Breathing for Actors

Acting is about communication.One of the key measures of great acting is how well the actor communicates his part to the audience. Audience is derived from the latin word Audire which means to hear. In other words the audience has come to hear what the actor has to say. In order for the actor to communicate his part to the audience he must be clear. One way to be clear is to learn to breathe with the lines

Breathing with the lines. Young actors when they are starting out, do not connect their lines with their breathing. They take a breath and either explode that breath in the first few words, or they explode it in the middle of the sentence or phrase.

What happens?

In both cases the audience will not understand what is being said.

Exploding your breath at the beginning of a sentence or phrase. While rushing into your lines with passion is usually a sign of the sincerity of your acting, it also means the breath does not support the whole phrase or sentence. The last couple of words drop off the audible scale as there is no breath left to support them. Since the last few words of any sentence or phrase are usually the important ones, the meaning is lost. Naturally, as in the waves in the ocean, another swell of breath occurs on the tail end of the previous one and the breathing pattern is repeated, a rush of breath early and the last few words again struggling to be heard. If you listen to how people talk, really talk, how they breathe naturally to support what they are about to say, how they make sure their point is conveyed by supporting all their words with breath, then you will see the difference between false but sincere acting, and real naturalistic acting. It is much like singing, where you need to support your vocals with your breath.




Exploding your breath in the middle of a sentence or phrase. The other issue of a peak in volume in the middle of a sentence or phrase, as opposed to a peak at the beginning, with the corresponding beginnings and ends being inaudible is perhaps more of a perceptual mistake, more linked with a failure to understand the importance of the last few words. Many inexperienced actors have a false perception that in real life people swallow the ends of their phrases, and in cases where people do not expect to be listened to, or they are trying to hide the truth they might just do that, but sitting on a street corner and listening to people as they walk by should alleviate any actor of that misconception. Shakespeare advised listening to and watching real people. In the case of using all of your breath in the middle of a sentence or phrase, the breathing is in the wrong place, supporting the less important middle section, without acknowledging that the end is important, that the end is the target of the writer; or should be.

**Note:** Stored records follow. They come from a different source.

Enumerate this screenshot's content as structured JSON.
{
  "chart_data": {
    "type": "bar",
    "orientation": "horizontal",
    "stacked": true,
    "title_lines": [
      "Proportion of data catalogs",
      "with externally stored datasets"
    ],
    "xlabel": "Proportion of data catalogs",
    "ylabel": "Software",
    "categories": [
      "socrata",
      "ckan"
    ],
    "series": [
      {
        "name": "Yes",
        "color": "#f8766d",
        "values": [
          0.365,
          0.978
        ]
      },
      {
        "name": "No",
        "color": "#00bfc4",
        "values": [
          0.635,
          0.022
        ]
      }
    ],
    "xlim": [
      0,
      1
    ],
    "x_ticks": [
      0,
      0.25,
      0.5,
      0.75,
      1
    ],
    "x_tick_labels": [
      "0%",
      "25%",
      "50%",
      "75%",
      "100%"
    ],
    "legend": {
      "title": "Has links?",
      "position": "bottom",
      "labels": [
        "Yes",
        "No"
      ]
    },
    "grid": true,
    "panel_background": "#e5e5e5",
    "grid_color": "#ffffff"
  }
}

In both cases, of too much breath at the beginning, and too much breath in the middle, it leads to a cascade of phrases and sentences where the end is always lost. In real life, people usually reach the climax of their line at the end of what they say, not at the beginning and not in the middle. Otherwise communication would be impossible. Learn to build your phrases or sentences with your breathing, and your acting will improve. You could think of your breath as a wind, and you turn that wind into sound. More wind, more sound. Learn to control that wind.